Los vio partir, encogidos, chapoteando, el agua en las rodillas, en dirección al sendero ahora desaparecido que se convertía en la espina dorsal de Atuona pasando esa empalizada de arbustos. ¿Llegarían sanos y salvos? Sí, tenían experiencia con estos percances del clima. ¿Y tú, Paul? Ky Dong había dicho la verdad; La Casa del Placer era una frágil construcción de bambú, hojas de palmera y vigas de madera que sólo de milagro había resistido hasta ahora el viento y el agua. Si esto duraba, sería descuajada y arrastrada, y tú con ella. ¿Era una manera de morir aceptable, ésta? Algo ridícula, tal vez. Pero, no era menos ridículo morir de pulmonía. O deshaciéndose a pocos por culpa de la enfermedad impronunciable. Como no había un solo rincón en La Casa del Placer que estuviera seco, a salvo de los manotazos del viento y la lluvia, fue, arrastrando los pies -las piernas le dolían mucho ahora-, a servirse otra copa de ajenjo. Cogió su armonio empapado y empezó a tocar, de manera mecánica. Había aprendido a dominar este difícil instrumento de muchacho, en los barcos, cuando servía en la marina mercante. Su música llenaba los vacíos del espíritu, lo sosegaba en las crisis de exasperación o abatimiento, y, cuando estaba enfrascado en un cuadro o una escultura -rara vez, ahora que tenía la vista tan mala-, le daba ánimos, ideas, algo de la antigua voluntad de alcanzar la escurridiza perfección. ¿Inesperado morir así, Paul? En una islita perdida, en medio del Pacífico. Las Marquesas, la región más apartada del mundo. Bueno, hacía tiempo que lo habías decidido: morir entre los salvajes, como un salvaje más. Pero, entonces, recordó a la vieja ciega que lo hizo sentirse un forastero.
Había aparecido algunas semanas atrás, apoyándose en un bastón, venida de ninguna parte, a la hora del crepúsculo, cuando Koke se asomaba al segundo piso a contemplar, esforzando su pobre vista, la islita desolada de Hanakee y la Bahía de los Traidores, a las que a esta hora el sol poniente teñía de rosado. La vieja ciega se metió al jardín, entre los ladridos del perro y los maullidos de los dos gatos, profiriendo unas exclamaciones en maorí que señalaron a Koke su presencia. Parecía un bulto, un ser informe más que una mujer. Iba envuelta en unos trapos probablemente recogidos en las basuras, remendados y parchados con cuerdas. Guiándose con el bastón -daba rápidos golpecitos a izquierda y derecha-, encontró el camino de la casa y, misteriosamente, el de Paul, que iba a su encuentro.

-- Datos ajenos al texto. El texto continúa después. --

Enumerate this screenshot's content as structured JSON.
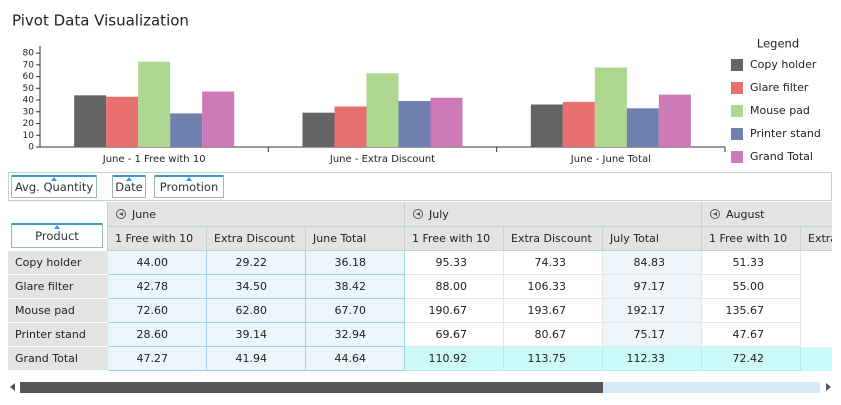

Estuvieron frente a frente, en el taller de escultura, justamente donde Koke estaba ahora, muerto de frío, combatiendo el miedo con ajenjo. ¿Era ciega o fingía? Cuando la tuvo muy cerca divisó sus córneas blanqueadas. Sí, era ciega. Antes de que Paul abriera la boca, la mujer, sintiéndolo, levantó la mano y lo tocó en el pechó desnudo. Lo palpó con calma, los brazos, los hombros, el ombligo. Luego, abriendo su pareo, el vientre, y le cogió los testículos y el pene. Los sopesó, como sometiéndolos a un examen. Entonces, la cara se le avinagró y exclamó, asqueada: «Popa 11». Era una expresión que Koke conocía; los maoríes designaban así a los europeos. Sin decir nada más, sin esperar la comida o el regalo que había ido a buscar, la vieja ciega dio media vuelta, y, tanteando, se marchó. Eso eras tú para ellos: un extranjero de falo encapuchado. Habías fracasado en eso también, Koke.
Se despertó a la mañana siguiente, abrazado a su armonio. Se había quedado dormido sobre la mesa de los vasos y botellas, ahora regados por el suelo. Las aguas empezaban a retirarse del estudio, pero, alrededor de Koke, todo era desolación y estrago. Sin embargo, aunque en partes destechada y averiada, La Casa del Placer había resistido el huracán. Y, allí arriba, en un cielo azul pálido, un sol renaciente comenzaba a calentar la tierra.